Antes de mais nada, tais propostas são flagrantemente inconstitucionais.
Jamais poderiam ter sido consideradas admissíveis porque violam o artigo 60, parágrafo 4, da Constituição Federal, que estabelece que "não será objeto de deliberação a proposta de emenda tendente a abolir (III) a separação dos Poderes" e "(IV) os direitos e as garantias individuais". De uma só vez, as emendas propostas violam essas duas proibições constitucionais.
Primeiro, porque o ato de demarcação de terras indígenas é administrativo e cabe, exclusivamente, ao Executivo - conforme entendimento do STF no julgamento da ação popular em torno da Reserva Raposa Serra do Sol.
Assim, o Congresso tomar esse poder do Executivo representa usurpação, uma afronta à separação de Poderes republicanos. Segundo, porque os constituintes de 1988 consideraram as terras indígenas direitos originários destes povos e, portanto, anteriores à atual Constituição, que precisam ser reconhecidos e respeitados. Na medida em que as propostas de emendas constitucionais criam obstáculos ao reconhecimento e ao respeito a estes direitos, tendem a aboli-los e, portanto, violam, evidentemente, a Constituição (artigo 60, parágrafo 4,).
A aprovação da PEC 215/2000 foi mais uma demonstração de força da bancada ruralista na Câmara. É a sanha por mais terras para o agronegócio.

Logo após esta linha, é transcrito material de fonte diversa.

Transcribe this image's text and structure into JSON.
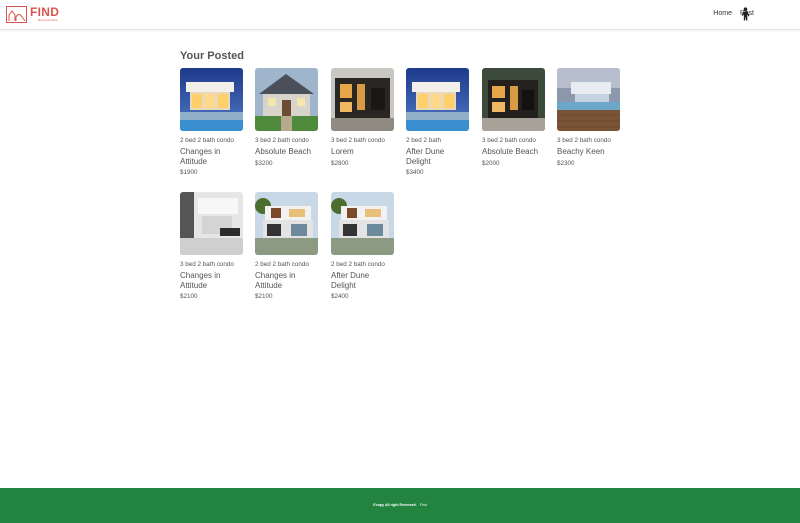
{
  "brand": {
    "name": "FIND",
    "tagline": "find your home",
    "color": "#d9534f"
  },
  "nav": {
    "home": "Home",
    "post": "Post",
    "user_icon": "user-silhouette-icon"
  },
  "page": {
    "heading": "Your Posted"
  },
  "listings": [
    {
      "subtitle": "2 bed 2 bath condo",
      "title": "Changes in Attitude",
      "price": "$1900",
      "image": "modern-villa-pool-photo"
    },
    {
      "subtitle": "3 bed 2 bath condo",
      "title": "Absolute Beach",
      "price": "$3200",
      "image": "craftsman-house-photo"
    },
    {
      "subtitle": "3 bed 2 bath condo",
      "title": "Lorem",
      "price": "$2800",
      "image": "dark-modern-house-photo"
    },
    {
      "subtitle": "2 bed 2 bath",
      "title": "After Dune Delight",
      "price": "$3400",
      "image": "modern-villa-pool-photo"
    },
    {
      "subtitle": "3 bed 2 bath condo",
      "title": "Absolute Beach",
      "price": "$2000",
      "image": "dark-modern-house-photo"
    },
    {
      "subtitle": "3 bed 2 bath condo",
      "title": "Beachy Keen",
      "price": "$2300",
      "image": "beach-house-deck-photo"
    },
    {
      "subtitle": "3 bed 2 bath condo",
      "title": "Changes in Attitude",
      "price": "$2100",
      "image": "white-interior-photo"
    },
    {
      "subtitle": "2 bed 2 bath condo",
      "title": "Changes in Attitude",
      "price": "$2100",
      "image": "modern-two-storey-house-photo"
    },
    {
      "subtitle": "2 bed 2 bath condo",
      "title": "After Dune Delight",
      "price": "$2400",
      "image": "modern-two-storey-house-photo"
    }
  ],
  "footer": {
    "copyright": "Ecopy All right Reversed.",
    "brand": "Find",
    "color": "#23843f"
  }
}
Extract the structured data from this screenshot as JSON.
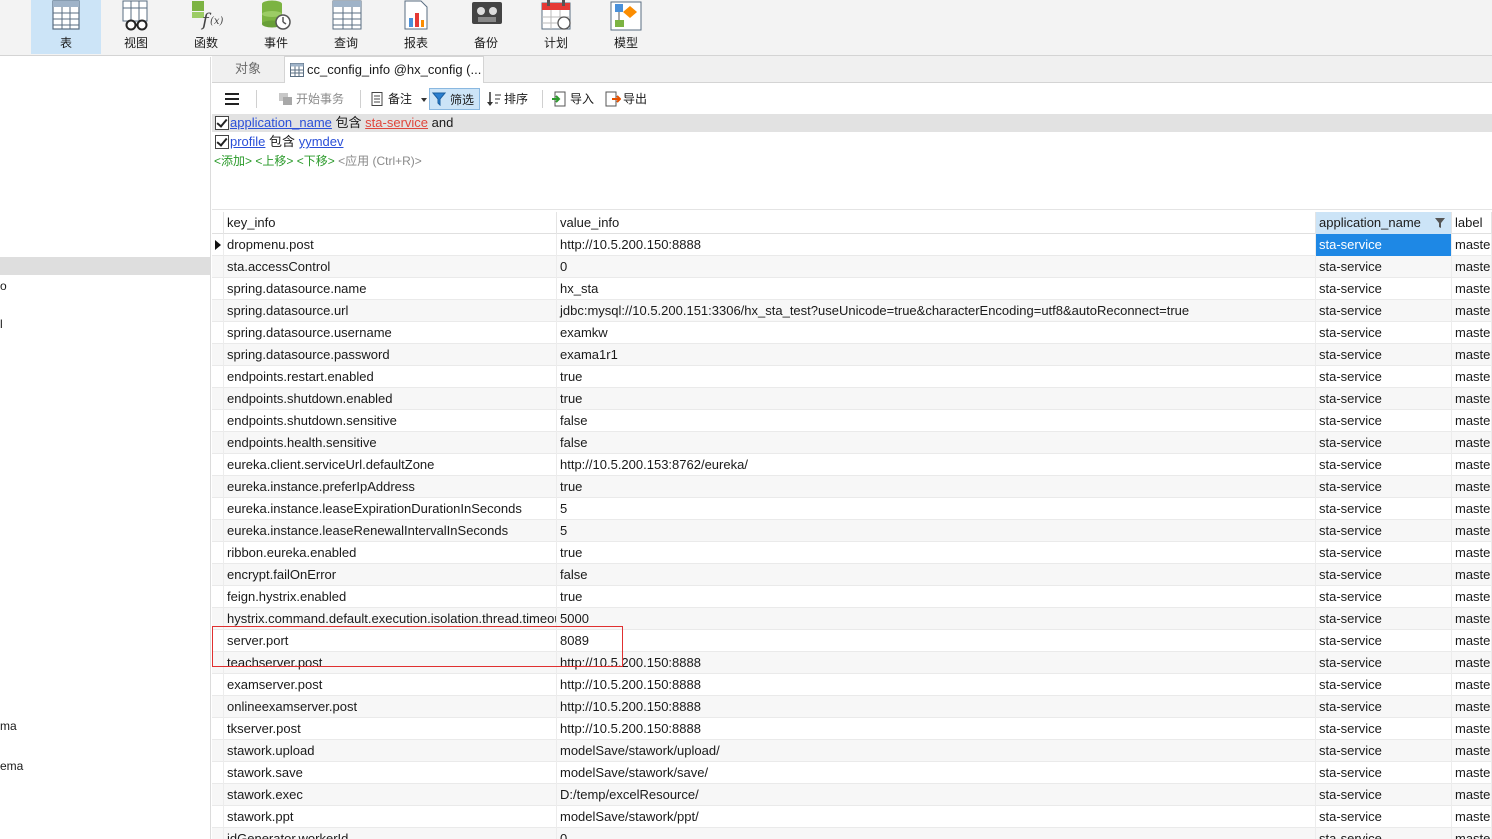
{
  "ribbon": {
    "items": [
      {
        "label": "表",
        "icon": "table-icon"
      },
      {
        "label": "视图",
        "icon": "view-icon"
      },
      {
        "label": "函数",
        "icon": "function-icon"
      },
      {
        "label": "事件",
        "icon": "event-icon"
      },
      {
        "label": "查询",
        "icon": "query-icon"
      },
      {
        "label": "报表",
        "icon": "report-icon"
      },
      {
        "label": "备份",
        "icon": "backup-icon"
      },
      {
        "label": "计划",
        "icon": "schedule-icon"
      },
      {
        "label": "模型",
        "icon": "model-icon"
      }
    ]
  },
  "left_panel": {
    "fragments": [
      "o",
      "l",
      "ma",
      "ema"
    ]
  },
  "tabs": {
    "objects": "对象",
    "table": "cc_config_info @hx_config (..."
  },
  "toolbar": {
    "menu_icon": "hamburger-menu-icon",
    "begin_transaction": "开始事务",
    "memo": "备注",
    "filter": "筛选",
    "sort": "排序",
    "import": "导入",
    "export": "导出"
  },
  "filter": {
    "rules": [
      {
        "field": "application_name",
        "op": "包含",
        "value": "sta-service",
        "joiner": "and"
      },
      {
        "field": "profile",
        "op": "包含",
        "value": "yymdev",
        "joiner": ""
      }
    ],
    "actions": {
      "add": "<添加>",
      "move_up": "<上移>",
      "move_down": "<下移>",
      "apply": "<应用 (Ctrl+R)>"
    }
  },
  "grid": {
    "columns": [
      "key_info",
      "value_info",
      "application_name",
      "label"
    ],
    "rows": [
      [
        "dropmenu.post",
        "http://10.5.200.150:8888",
        "sta-service",
        "master"
      ],
      [
        "sta.accessControl",
        "0",
        "sta-service",
        "master"
      ],
      [
        "spring.datasource.name",
        "hx_sta",
        "sta-service",
        "master"
      ],
      [
        "spring.datasource.url",
        "jdbc:mysql://10.5.200.151:3306/hx_sta_test?useUnicode=true&characterEncoding=utf8&autoReconnect=true",
        "sta-service",
        "master"
      ],
      [
        "spring.datasource.username",
        "examkw",
        "sta-service",
        "master"
      ],
      [
        "spring.datasource.password",
        "exama1r1",
        "sta-service",
        "master"
      ],
      [
        "endpoints.restart.enabled",
        "true",
        "sta-service",
        "master"
      ],
      [
        "endpoints.shutdown.enabled",
        "true",
        "sta-service",
        "master"
      ],
      [
        "endpoints.shutdown.sensitive",
        "false",
        "sta-service",
        "master"
      ],
      [
        "endpoints.health.sensitive",
        "false",
        "sta-service",
        "master"
      ],
      [
        "eureka.client.serviceUrl.defaultZone",
        "http://10.5.200.153:8762/eureka/",
        "sta-service",
        "master"
      ],
      [
        "eureka.instance.preferIpAddress",
        "true",
        "sta-service",
        "master"
      ],
      [
        "eureka.instance.leaseExpirationDurationInSeconds",
        "5",
        "sta-service",
        "master"
      ],
      [
        "eureka.instance.leaseRenewalIntervalInSeconds",
        "5",
        "sta-service",
        "master"
      ],
      [
        "ribbon.eureka.enabled",
        "true",
        "sta-service",
        "master"
      ],
      [
        "encrypt.failOnError",
        "false",
        "sta-service",
        "master"
      ],
      [
        "feign.hystrix.enabled",
        "true",
        "sta-service",
        "master"
      ],
      [
        "hystrix.command.default.execution.isolation.thread.timeoutInMilliseconds",
        "5000",
        "sta-service",
        "master"
      ],
      [
        "server.port",
        "8089",
        "sta-service",
        "master"
      ],
      [
        "teachserver.post",
        "http://10.5.200.150:8888",
        "sta-service",
        "master"
      ],
      [
        "examserver.post",
        "http://10.5.200.150:8888",
        "sta-service",
        "master"
      ],
      [
        "onlineexamserver.post",
        "http://10.5.200.150:8888",
        "sta-service",
        "master"
      ],
      [
        "tkserver.post",
        "http://10.5.200.150:8888",
        "sta-service",
        "master"
      ],
      [
        "stawork.upload",
        "modelSave/stawork/upload/",
        "sta-service",
        "master"
      ],
      [
        "stawork.save",
        "modelSave/stawork/save/",
        "sta-service",
        "master"
      ],
      [
        "stawork.exec",
        "D:/temp/excelResource/",
        "sta-service",
        "master"
      ],
      [
        "stawork.ppt",
        "modelSave/stawork/ppt/",
        "sta-service",
        "master"
      ],
      [
        "idGenerator.workerId",
        "0",
        "sta-service",
        "master"
      ]
    ]
  },
  "colors": {
    "selection": "#1e88e5",
    "ribbon_active": "#cce4f7",
    "filter_field": "#2a4fd8",
    "filter_value": "#e0463c",
    "filter_action": "#2a9a2a",
    "annotation": "#e03030"
  }
}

A nova fronteira, depois da mutilação do Código Florestal. Impedir que continuem sendo reconhecidas terras indígenas e quilombolas e criadas zonas de conservação ambiental parece ser fundamental para quem só pensa em derrubar árvores para ganhar mais dinheiro. Mesmo que isto represente uma ameaça aos ecossistemas de nosso país e violações aos direitos de indígenas e afrodescendentes.
Mesmo que isto signifique fazer a Câmara retroceder décadas.
Perdeu-se a primeira batalha, mas não a guerra. Vamos recorrer da decisão, lutar contra este atentado à Constituição e combater este absurdo. Se não for suficiente, rumo ao STF - para impedir esse absurdo retrocesso.

Alessandro Molon é deputado federal (PT-RJ).